ISS は会社の機関設計 (監査役設置会社、指名委員会等設置会社、監査等委員 会設置会社) により異なる助言基準を持つが、ROE ポリシーは機関設計に関わら ずすべての日本企業に適用される。 ROE ポリシーに基づき、下記に該当する場合、原則として反対を推奨する。
• 資本生産性が低く(過去 5 期平均の自己資本利益率(ROE)が 5%を下回り)か つ改善傾向にない場合、経 営トップである取締役

「改善傾向」とは「 過去 5 期の平均 ROE が 5%未満でも、直近の会計年度の ROE が 5%以上ある場合を指す」とあります。ちなみに、これは意見募集ですが、過去を見るとISSは改定案から変更をしたことはないはずですので、これで確定すると思われます。

業績低迷企業の経営トップの選任議案に影響大

これって結構大変なことです。2023年度のROEが5%を超える企業は問題ないのですが、そうでない企業で、過去もROEが低迷している企業の経営トップの取締役選任は厳しいですね。
外国人株主比率の低い企業は全く気にする必要はないですが、比率の高い企業は多くの外人株主が反対することになるということです。ISSの賛否推奨結果を採用する海外機関投資家が多いからですね。

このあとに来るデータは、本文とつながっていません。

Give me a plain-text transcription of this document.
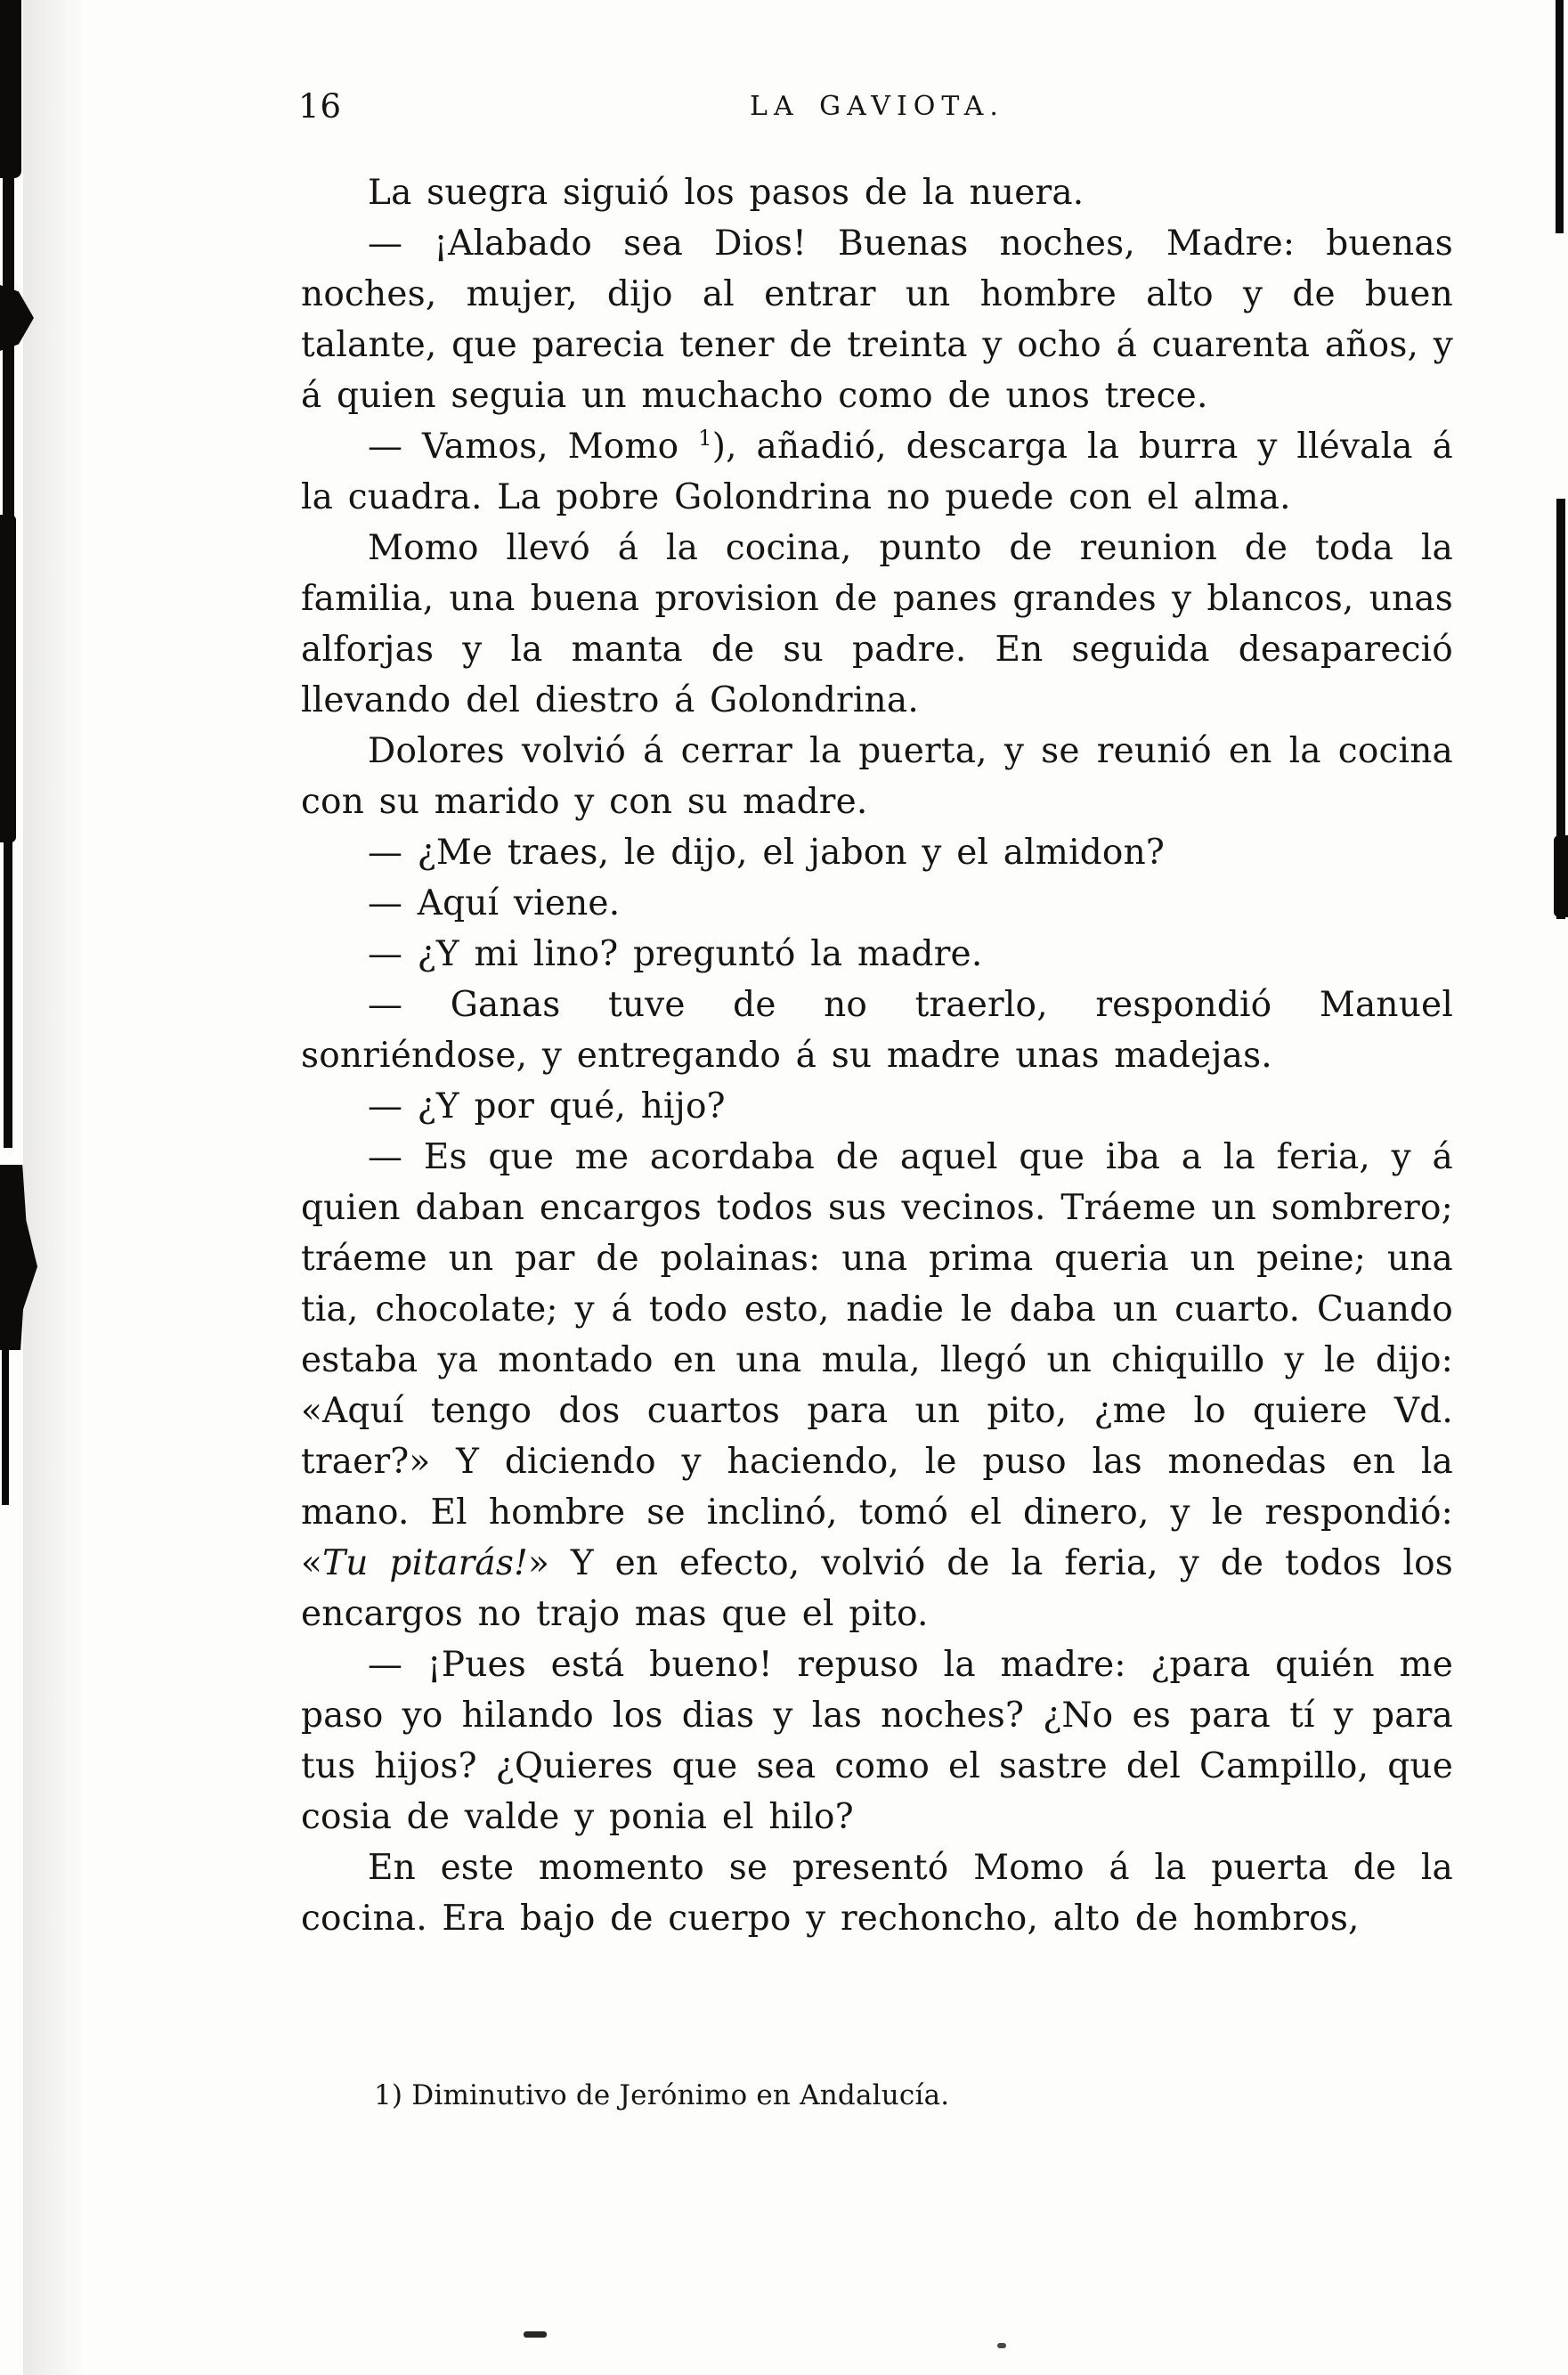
16	LA GAVIOTA.

La suegra siguió los pasos de la nuera.

— ¡Alabado sea Dios! Buenas noches, Madre: buenas noches, mujer, dijo al entrar un hombre alto y de buen talante, que parecia tener de treinta y ocho á cuarenta años, y á quien seguia un muchacho como de unos trece.

— Vamos, Momo $^1$), añadió, descarga la burra y llévala á la cuadra. La pobre Golondrina no puede con el alma.

Momo llevó á la cocina, punto de reunion de toda la familia, una buena provision de panes grandes y blancos, unas alforjas y la manta de su padre. En seguida desapareció llevando del diestro á Golondrina.

Dolores volvió á cerrar la puerta, y se reunió en la cocina con su marido y con su madre.

— ¿Me traes, le dijo, el jabon y el almidon?

— Aquí viene.

— ¿Y mi lino? preguntó la madre.

— Ganas tuve de no traerlo, respondió Manuel sonriéndose, y entregando á su madre unas madejas.

— ¿Y por qué, hijo?

— Es que me acordaba de aquel que iba a la feria, y á quien daban encargos todos sus vecinos. Tráeme un sombrero; tráeme un par de polainas: una prima queria un peine; una tia, chocolate; y á todo esto, nadie le daba un cuarto. Cuando estaba ya montado en una mula, llegó un chiquillo y le dijo: «Aquí tengo dos cuartos para un pito, ¿me lo quiere Vd. traer?» Y diciendo y haciendo, le puso las monedas en la mano. El hombre se inclinó, tomó el dinero, y le respondió: «Tu pitarás!» Y en efecto, volvió de la feria, y de todos los encargos no trajo mas que el pito.

— ¡Pues está bueno! repuso la madre: ¿para quién me paso yo hilando los dias y las noches? ¿No es para tí y para tus hijos? ¿Quieres que sea como el sastre del Campillo, que cosia de valde y ponia el hilo?

En este momento se presentó Momo á la puerta de la cocina. Era bajo de cuerpo y rechoncho, alto de hombros,

1) Diminutivo de Jerónimo en Andalucía.
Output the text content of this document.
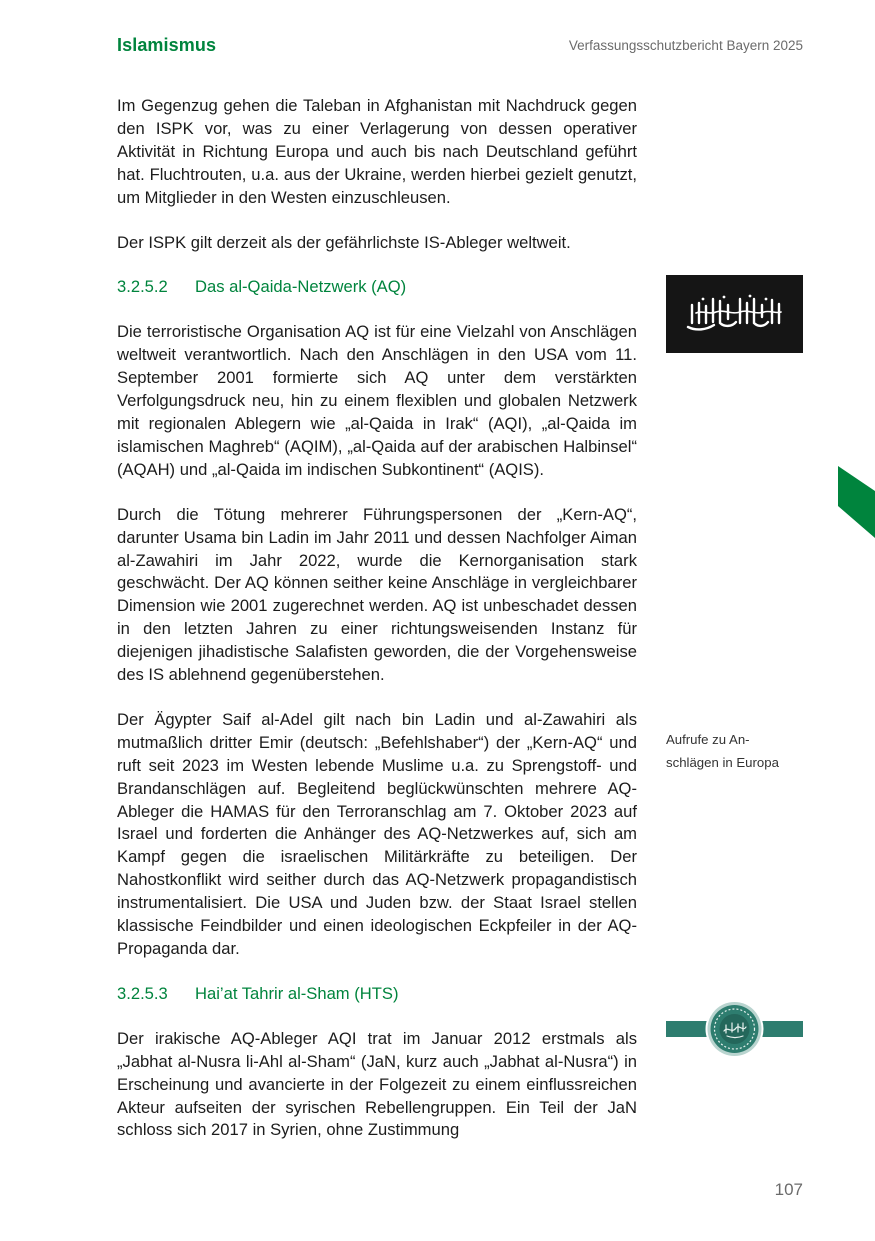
Islamismus	Verfassungsschutzbericht Bayern 2025

Im Gegenzug gehen die Taleban in Afghanistan mit Nachdruck gegen den ISPK vor, was zu einer Verlagerung von dessen operativer Aktivität in Richtung Europa und auch bis nach Deutschland geführt hat. Fluchtrouten, u.a. aus der Ukraine, werden hierbei gezielt genutzt, um Mitglieder in den Westen einzuschleusen.

Der ISPK gilt derzeit als der gefährlichste IS-Ableger weltweit.

3.2.5.2 Das al-Qaida-Netzwerk (AQ)

Die terroristische Organisation AQ ist für eine Vielzahl von Anschlägen weltweit verantwortlich. Nach den Anschlägen in den USA vom 11. September 2001 formierte sich AQ unter dem verstärkten Verfolgungsdruck neu, hin zu einem flexiblen und globalen Netzwerk mit regionalen Ablegern wie „al-Qaida in Irak“ (AQI), „al-Qaida im islamischen Maghreb“ (AQIM), „al-Qaida auf der arabischen Halbinsel“ (AQAH) und „al-Qaida im indischen Subkontinent“ (AQIS).

Durch die Tötung mehrerer Führungspersonen der „Kern-AQ“, darunter Usama bin Ladin im Jahr 2011 und dessen Nachfolger Aiman al-Zawahiri im Jahr 2022, wurde die Kernorganisation stark geschwächt. Der AQ können seither keine Anschläge in vergleichbarer Dimension wie 2001 zugerechnet werden. AQ ist unbeschadet dessen in den letzten Jahren zu einer richtungsweisenden Instanz für diejenigen jihadistische Salafisten geworden, die der Vorgehensweise des IS ablehnend gegenüberstehen.

Der Ägypter Saif al-Adel gilt nach bin Ladin und al-Zawahiri als mutmaßlich dritter Emir (deutsch: „Befehlshaber“) der „Kern-AQ“ und ruft seit 2023 im Westen lebende Muslime u.a. zu Sprengstoff- und Brandanschlägen auf. Begleitend beglückwünschten mehrere AQ-Ableger die HAMAS für den Terroranschlag am 7. Oktober 2023 auf Israel und forderten die Anhänger des AQ-Netzwerkes auf, sich am Kampf gegen die israelischen Militärkräfte zu beteiligen. Der Nahostkonflikt wird seither durch das AQ-Netzwerk propagandistisch instrumentalisiert. Die USA und Juden bzw. der Staat Israel stellen klassische Feindbilder und einen ideologischen Eckpfeiler in der AQ-Propaganda dar.

3.2.5.3 Hai’at Tahrir al-Sham (HTS)

Der irakische AQ-Ableger AQI trat im Januar 2012 erstmals als „Jabhat al-Nusra li-Ahl al-Sham“ (JaN, kurz auch „Jabhat al-Nusra“) in Erscheinung und avancierte in der Folgezeit zu einem einflussreichen Akteur aufseiten der syrischen Rebellengruppen. Ein Teil der JaN schloss sich 2017 in Syrien, ohne Zustimmung

Aufrufe zu An-
schlägen in Europa
107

3月期決算企業の総会で議決権を行使できる株主の基準日は3月末ですが、実質株主が判明するのは5月の初旬前後かと思います。
その時点で、外国人株主比率が高い企業で、かつ、ROEの低い企業は、5月になって株主総会の票読みをした段階で「やばい。社長選任議案が否決される可能性も出てきたぞ」ということで実務担当が真っ青になる会社も出てくるかも知れません。では、そういうリスクのある会社はこれからどうすれば良いでしょうか?これは次回説明したいと思います。